Abstract

A major part of the analyst's task is to discover the basis for the patient's misidentification of his present life situation with significant but threatening events of his earlier life, now repressed and inaccessible to conscious recall. Reconstructing the patient's history is a crucial step in this process of discovery, but the dynamic relation between the present and the past must be reconstructed as well. The structure of the manifest dream contains the key to this relation. The imagery of the dream is a composite of experimental materials drawn from important drive-related events of the present and the past. The complex formed by the manifest dream and the patient's associations provides the analyst with data about both of these distinct sets of drive-related experiences. As Freud's discussion of his M elusine dream illustrates, one associative thread can be traced to an experience that incorporates a conflicted current wish.
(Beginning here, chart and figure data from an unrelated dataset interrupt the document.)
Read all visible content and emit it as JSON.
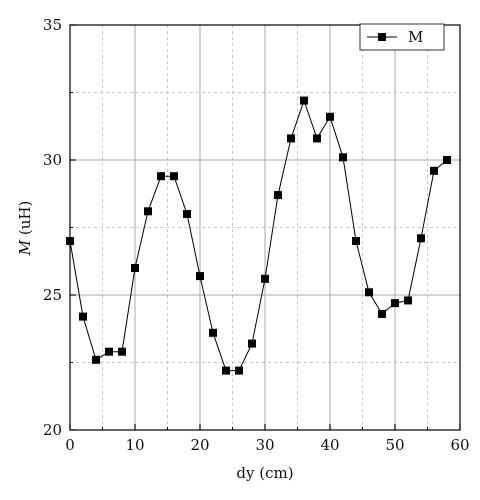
{
  "chart_data": {
    "type": "line",
    "xlabel": "dy (cm)",
    "ylabel_italic": "M",
    "ylabel_rest": " (uH)",
    "xlim": [
      0,
      60
    ],
    "ylim": [
      20,
      35
    ],
    "x_ticks": [
      "0",
      "10",
      "20",
      "30",
      "40",
      "50",
      "60"
    ],
    "y_ticks": [
      "20",
      "25",
      "30",
      "35"
    ],
    "grid": true,
    "legend_position": "top-right",
    "series": [
      {
        "name": "M",
        "marker": "square",
        "color": "#000000",
        "x": [
          0,
          2,
          4,
          6,
          8,
          10,
          12,
          14,
          16,
          18,
          20,
          22,
          24,
          26,
          28,
          30,
          32,
          34,
          36,
          38,
          40,
          42,
          44,
          46,
          48,
          50,
          52,
          54,
          56,
          58
        ],
        "y": [
          27.0,
          24.2,
          22.6,
          22.9,
          22.9,
          26.0,
          28.1,
          29.4,
          29.4,
          28.0,
          25.7,
          23.6,
          22.2,
          22.2,
          23.2,
          25.6,
          28.7,
          30.8,
          32.2,
          30.8,
          31.6,
          30.1,
          27.0,
          25.1,
          24.3,
          24.7,
          24.8,
          27.1,
          29.6,
          30.0
        ]
      }
    ]
  }
}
Another thread will lead to an experience in which a repressed wish of childhood has been expressed. Where the two associative threads converge, in the composite imagery of the dream, the basis for the identification between the wishes of the present and the past will be exposed. An understanding of the structure of the manifest dream helps to clarify some of the important theoretical issues left unresolved in Freud's writings. These include: the function of the day residue and the mechanism through which it is formed, the relation of the screen memory to the associative process, and the differing roles of condensation and displacement in dream construction and free association. A simple procedure is described for enhancing the recovery of the significant childhood memories whose details have been incorporated into the composite imagery of the manifest dream.